2. Risk Without the Consequences:
Teaching through games encourages learners to make hard decisions and take risks that they might not be able to do in real life. This is due to the ability of games to simulate real-life events and situations without actually having real consequences. The player who is the learner will be more comfortable taking steps or actions that they might avoid in real life only because they are afraid of the result this decision can bring. For instance, in a soccer video game, the player might try a new playing mechanism or strategy without being afraid of losing a point because they know that the loss will only be in the game and not in real life.
3. From the Game to Reality:
Since games are built on real-life situations and events, the player with proper design and direction from the teacher, trainer, or the game itself will see the connection between the curricular game and real-life situations. In such conditions, the player or learner tends to find it easier to develop the connections between the game world and the real world, thus the learner will be able to apply the skills they learned in the game in real-life situations.

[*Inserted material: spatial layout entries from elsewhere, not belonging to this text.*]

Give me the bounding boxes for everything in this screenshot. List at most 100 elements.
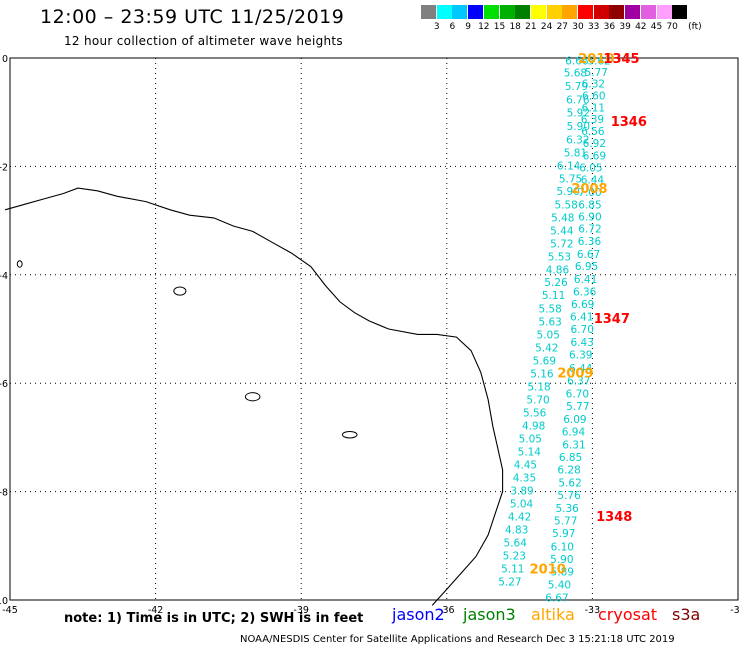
wave-height-label: 6.67 bbox=[545, 592, 568, 604]
color-scale-swatch bbox=[436, 5, 452, 19]
wave-height-label: 6.76 bbox=[566, 95, 590, 107]
island-outline bbox=[244, 392, 261, 402]
color-scale-swatch bbox=[609, 5, 625, 19]
color-scale-swatch bbox=[468, 5, 484, 19]
wave-height-label: 6.32 bbox=[566, 134, 589, 146]
time-stamp-label: 1348 bbox=[596, 510, 632, 525]
wave-height-label: 5.05 bbox=[537, 329, 560, 341]
wave-height-label: 7.00 bbox=[578, 187, 601, 199]
wave-height-label: 5.69 bbox=[533, 355, 556, 367]
wave-height-label: 5.04 bbox=[510, 499, 534, 511]
wave-height-label: 5.27 bbox=[498, 577, 521, 589]
wave-height-label: 5.53 bbox=[548, 251, 571, 263]
color-scale-value: 33 bbox=[587, 22, 600, 32]
island-outline bbox=[16, 260, 23, 268]
wave-height-label: 5.23 bbox=[503, 551, 526, 563]
color-scale-swatch bbox=[625, 5, 641, 19]
color-scale-value: 70 bbox=[666, 22, 678, 32]
coastline bbox=[4, 187, 504, 606]
color-scale-value: 36 bbox=[603, 22, 616, 32]
wave-height-label: 6.31 bbox=[562, 439, 585, 451]
color-scale-swatch bbox=[452, 5, 468, 19]
wave-height-label: 6.67 bbox=[577, 249, 600, 261]
wave-height-label: 3.89 bbox=[510, 486, 533, 498]
wave-height-label: 6.69 bbox=[583, 151, 606, 163]
time-stamp-label: 2010 bbox=[578, 52, 614, 67]
color-scale-value: 18 bbox=[509, 22, 521, 32]
wave-height-label: 5.62 bbox=[587, 56, 610, 68]
color-scale-value: 6 bbox=[449, 22, 456, 32]
wave-height-label: 6.92 bbox=[583, 138, 606, 150]
color-scale-unit: (ft) bbox=[688, 22, 702, 32]
wave-height-label: 6.70 bbox=[566, 388, 589, 400]
wave-height-label: 4.35 bbox=[513, 473, 536, 485]
wave-height-label: 4.42 bbox=[508, 512, 531, 524]
wave-height-label: 5.90 bbox=[567, 121, 590, 133]
y-tick-label: 0 bbox=[2, 54, 8, 65]
wave-height-label: 6.70 bbox=[571, 324, 594, 336]
wave-height-label: 4.86 bbox=[546, 264, 570, 276]
x-tick-label: -45 bbox=[2, 605, 18, 616]
wave-height-label: 5.77 bbox=[585, 67, 608, 79]
wave-height-label: 5.18 bbox=[527, 381, 550, 393]
time-stamp-label: 1346 bbox=[611, 115, 647, 130]
color-scale-value: 21 bbox=[525, 22, 537, 32]
wave-height-label: 5.79 bbox=[565, 81, 588, 93]
color-scale-value: 9 bbox=[465, 22, 471, 32]
wave-height-label: 5.58 bbox=[538, 303, 561, 315]
grid-lines bbox=[10, 58, 738, 600]
y-tick-label: -8 bbox=[0, 488, 8, 499]
color-scale-swatch bbox=[546, 5, 562, 19]
wave-height-label: 6.32 bbox=[582, 78, 605, 90]
wave-height-label: 5.05 bbox=[519, 433, 542, 445]
wave-height-label: 5.11 bbox=[501, 564, 524, 576]
color-scale-value: 30 bbox=[572, 22, 584, 32]
satellite-name-s3a: s3a bbox=[672, 605, 701, 624]
wave-height-labels: 6.665.685.796.765.925.906.325.816.145.75… bbox=[498, 56, 611, 605]
wave-height-label: 6.44 bbox=[581, 174, 605, 186]
color-scale-value: 3 bbox=[433, 22, 440, 32]
wave-height-label: 5.81 bbox=[564, 147, 587, 159]
wave-height-label: 5.92 bbox=[567, 108, 590, 120]
y-tick-label: -2 bbox=[0, 162, 8, 173]
color-scale-swatch bbox=[421, 5, 436, 19]
wave-height-label: 6.09 bbox=[563, 414, 586, 426]
color-scale-value: 45 bbox=[650, 22, 663, 32]
wave-height-label: 6.90 bbox=[578, 211, 601, 223]
wave-height-label: 6.36 bbox=[573, 287, 597, 299]
color-scale-swatch bbox=[640, 5, 656, 19]
wave-height-label: 6.41 bbox=[570, 312, 593, 324]
wave-height-label: 5.64 bbox=[504, 538, 528, 550]
wave-height-label: 5.76 bbox=[557, 490, 581, 502]
x-tick-label: -39 bbox=[293, 605, 309, 616]
color-scale-value: 15 bbox=[493, 22, 506, 32]
satellite-name-cryosat: cryosat bbox=[598, 605, 658, 624]
wave-height-label: 5.44 bbox=[550, 225, 574, 237]
wave-height-label: 5.48 bbox=[551, 212, 574, 224]
wave-height-label: 4.98 bbox=[522, 420, 545, 432]
wave-height-label: 5.97 bbox=[552, 528, 575, 540]
wave-height-label: 6.66 bbox=[565, 56, 589, 68]
satellite-name-altika: altika bbox=[531, 605, 575, 624]
page-title: 12:00 – 23:59 UTC 11/25/2019 bbox=[40, 6, 345, 28]
time-stamp-label: 2010 bbox=[530, 563, 566, 578]
y-tick-label: -6 bbox=[0, 379, 8, 390]
color-scale-swatch bbox=[530, 5, 546, 19]
y-tick-label: -10 bbox=[0, 596, 8, 607]
wave-height-label: 5.62 bbox=[558, 477, 581, 489]
wave-height-label: 6.14 bbox=[557, 160, 581, 172]
wave-height-label: 5.58 bbox=[554, 199, 577, 211]
wave-height-label: 5.11 bbox=[542, 290, 565, 302]
wave-height-label: 6.11 bbox=[582, 102, 605, 114]
color-scale-swatch bbox=[578, 5, 593, 19]
wave-height-label: 5.16 bbox=[530, 368, 554, 380]
time-stamp-label: 1345 bbox=[603, 52, 639, 67]
wave-height-label: 4.45 bbox=[514, 460, 537, 472]
wave-height-label: 6.85 bbox=[559, 452, 582, 464]
wave-height-label: 5.14 bbox=[518, 446, 542, 458]
wave-height-label: 5.42 bbox=[535, 342, 558, 354]
x-tick-label: -30 bbox=[730, 605, 740, 616]
wave-height-label: 5.36 bbox=[555, 503, 579, 515]
time-stamp-label: 2008 bbox=[571, 182, 607, 197]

For example, going back to the game Monopoly players can take the investment skills and strategies they learned while playing the game and apply them to real-life conditions.
4. Special Ed and ELL Students are Welcomed:
Game-based teaching can be a good choice for the educator who teaches English language or special education learners as it provides scaffolding based on the learner’s needs and offers customized directions and challenges. GBT also encourages collaborative learning which is an effective learning approach when teaching ELL and Special Ed students. Collaboration in games takes place during playing among teams or with other players. If you are a teacher focusing on ELL or special Ed students check the experience of Maile Hoyt, a special education teacher in Texas, when using games for teaching her students. Additionally, game-based learning aligns with the universal design learning (UDL) framework making it a great choice for classrooms with students who have different needs.
5. Roots in Learning Theories:
What I also like about game-based teaching and using curricular games to develop a unique learning experience is that GBT has roots in various well know learning theories. Among these theories come the zone of proximal development (ZPD) and Vygotsky’s scaffolding theories, just-in-time instructions, experiential learning, and social cognitive learning. The discussion about the roots of GBT in dominating learning theories needs a separate post, but might encourage you to look into it and is key if you need to convince your institute, parents, or students about the effectiveness of GBT.
Let’s make this short, if you are an educator and looking for a technique that would bring life to your classroom or the learning experiences you develop, I encourage you to look more into curricular games design and game-based teaching. And if you are already using this technique I would love to hear your experience.